Jak sprawdzili śledczy, w latach 2007-2016 firma Tomasza T. dostała aż 40 procent wszystkich zleceń Nadleśnictwa Kluczbork na remont dróg leśnych.
Tomasz T. zgłosił się do prokuratury, ponieważ Nadleśnictwo Kluczbork nałożyło na przedsiębiorcę z Olesna pół miliona złotych kary umownej za niedotrzymanie terminu budowy pensjonatu dla myśliwych „Krystyna”.
Ta inwestycja mu nie wyszła, ponieważ prowadził firmę drogową, a tu nagle miał zbudować luksusowy pensjonat leśny.
Po Tomaszu T. również inni przedsiębiorcy złożyli zeznania w prokuraturze. Wielu z nich zgłosiło się samych, kiedy policjanci z wydziału do walki z korupcją Komendy Wojewódzkiej Policji w Opolu ogłosili, że osoby wręczające łapówki, które dobrowolnie opowiedzą o wszystkich okolicznościach przestępstwa, unikną odpowiedzialności karnej.

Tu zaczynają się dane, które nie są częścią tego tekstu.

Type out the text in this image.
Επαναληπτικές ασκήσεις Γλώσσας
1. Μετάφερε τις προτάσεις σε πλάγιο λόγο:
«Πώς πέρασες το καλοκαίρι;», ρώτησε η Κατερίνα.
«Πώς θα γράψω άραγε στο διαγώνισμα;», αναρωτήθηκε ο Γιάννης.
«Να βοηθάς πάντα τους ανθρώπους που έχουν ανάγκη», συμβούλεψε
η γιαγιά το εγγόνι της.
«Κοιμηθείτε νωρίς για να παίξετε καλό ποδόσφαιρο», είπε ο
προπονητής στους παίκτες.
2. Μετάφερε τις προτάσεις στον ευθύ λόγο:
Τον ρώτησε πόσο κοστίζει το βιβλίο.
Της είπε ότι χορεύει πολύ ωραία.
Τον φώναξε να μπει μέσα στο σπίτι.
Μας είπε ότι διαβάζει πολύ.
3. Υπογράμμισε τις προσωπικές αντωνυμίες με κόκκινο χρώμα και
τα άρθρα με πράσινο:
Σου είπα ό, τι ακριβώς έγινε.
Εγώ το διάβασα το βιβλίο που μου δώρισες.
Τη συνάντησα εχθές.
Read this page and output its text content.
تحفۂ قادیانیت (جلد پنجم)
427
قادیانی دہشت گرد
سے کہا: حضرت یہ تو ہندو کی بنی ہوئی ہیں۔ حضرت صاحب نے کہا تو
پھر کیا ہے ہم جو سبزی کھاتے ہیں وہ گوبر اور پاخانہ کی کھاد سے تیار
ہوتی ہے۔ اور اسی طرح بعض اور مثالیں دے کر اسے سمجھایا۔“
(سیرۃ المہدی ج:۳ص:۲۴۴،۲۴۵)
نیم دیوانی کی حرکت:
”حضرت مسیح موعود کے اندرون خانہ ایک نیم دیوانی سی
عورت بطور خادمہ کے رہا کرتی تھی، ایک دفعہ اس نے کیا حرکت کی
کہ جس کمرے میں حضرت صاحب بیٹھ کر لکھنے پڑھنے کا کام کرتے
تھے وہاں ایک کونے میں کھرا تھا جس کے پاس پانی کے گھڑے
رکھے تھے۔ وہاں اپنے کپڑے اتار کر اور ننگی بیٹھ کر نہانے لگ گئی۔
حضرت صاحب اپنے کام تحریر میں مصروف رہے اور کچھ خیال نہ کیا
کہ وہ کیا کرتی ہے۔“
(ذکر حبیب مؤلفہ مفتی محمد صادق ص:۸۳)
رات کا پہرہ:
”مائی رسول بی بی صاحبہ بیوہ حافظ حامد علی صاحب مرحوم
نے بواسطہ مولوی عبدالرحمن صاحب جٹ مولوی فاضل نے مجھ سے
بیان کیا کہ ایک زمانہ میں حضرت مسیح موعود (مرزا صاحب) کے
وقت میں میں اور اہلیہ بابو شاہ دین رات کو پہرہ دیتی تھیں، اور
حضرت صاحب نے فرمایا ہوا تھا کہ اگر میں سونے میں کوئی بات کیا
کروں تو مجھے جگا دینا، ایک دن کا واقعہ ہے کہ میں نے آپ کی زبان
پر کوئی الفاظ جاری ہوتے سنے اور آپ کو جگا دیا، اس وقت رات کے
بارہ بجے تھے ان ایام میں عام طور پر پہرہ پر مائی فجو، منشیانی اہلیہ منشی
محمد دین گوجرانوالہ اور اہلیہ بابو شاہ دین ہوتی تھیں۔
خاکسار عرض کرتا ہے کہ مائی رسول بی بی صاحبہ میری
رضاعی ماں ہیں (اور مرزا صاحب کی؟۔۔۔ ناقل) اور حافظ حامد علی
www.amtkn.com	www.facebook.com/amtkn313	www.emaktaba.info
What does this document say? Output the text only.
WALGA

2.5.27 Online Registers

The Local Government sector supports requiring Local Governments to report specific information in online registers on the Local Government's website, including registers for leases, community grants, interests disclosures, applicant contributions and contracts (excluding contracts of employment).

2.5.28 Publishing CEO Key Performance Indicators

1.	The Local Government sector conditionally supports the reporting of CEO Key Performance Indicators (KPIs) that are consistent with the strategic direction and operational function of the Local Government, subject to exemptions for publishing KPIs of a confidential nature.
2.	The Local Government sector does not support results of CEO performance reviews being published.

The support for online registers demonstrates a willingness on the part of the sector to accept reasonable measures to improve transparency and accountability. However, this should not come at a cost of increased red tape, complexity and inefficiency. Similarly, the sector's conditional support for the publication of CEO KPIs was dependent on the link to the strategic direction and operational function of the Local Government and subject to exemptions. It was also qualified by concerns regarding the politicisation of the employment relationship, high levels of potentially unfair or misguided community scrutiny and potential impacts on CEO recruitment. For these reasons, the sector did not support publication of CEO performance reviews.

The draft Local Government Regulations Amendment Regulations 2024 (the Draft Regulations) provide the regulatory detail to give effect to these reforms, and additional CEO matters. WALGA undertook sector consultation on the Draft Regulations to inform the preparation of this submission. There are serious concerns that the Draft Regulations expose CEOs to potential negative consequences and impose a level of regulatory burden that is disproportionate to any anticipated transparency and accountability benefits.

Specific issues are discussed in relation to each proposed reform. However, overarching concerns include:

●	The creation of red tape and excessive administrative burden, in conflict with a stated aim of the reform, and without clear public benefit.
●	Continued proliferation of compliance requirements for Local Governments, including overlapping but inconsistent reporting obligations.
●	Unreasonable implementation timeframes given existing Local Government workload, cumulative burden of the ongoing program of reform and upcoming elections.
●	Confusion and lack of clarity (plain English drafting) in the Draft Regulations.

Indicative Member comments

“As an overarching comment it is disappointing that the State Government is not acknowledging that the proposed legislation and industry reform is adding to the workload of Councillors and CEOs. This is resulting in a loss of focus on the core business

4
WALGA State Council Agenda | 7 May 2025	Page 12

Zgodnie z prawem karze za korupcję nie podlega osoba wręczająca łapówkę, jeśli bierze ją osoba pełniąca funkcję publiczną, a sprawca zawiadomił o tym fakcie policję lub prokuraturę. To bardzo ważna zachęta, zwłaszcza że za przekupywanie urzędnika można trafić nawet na 8 lat do więzienia.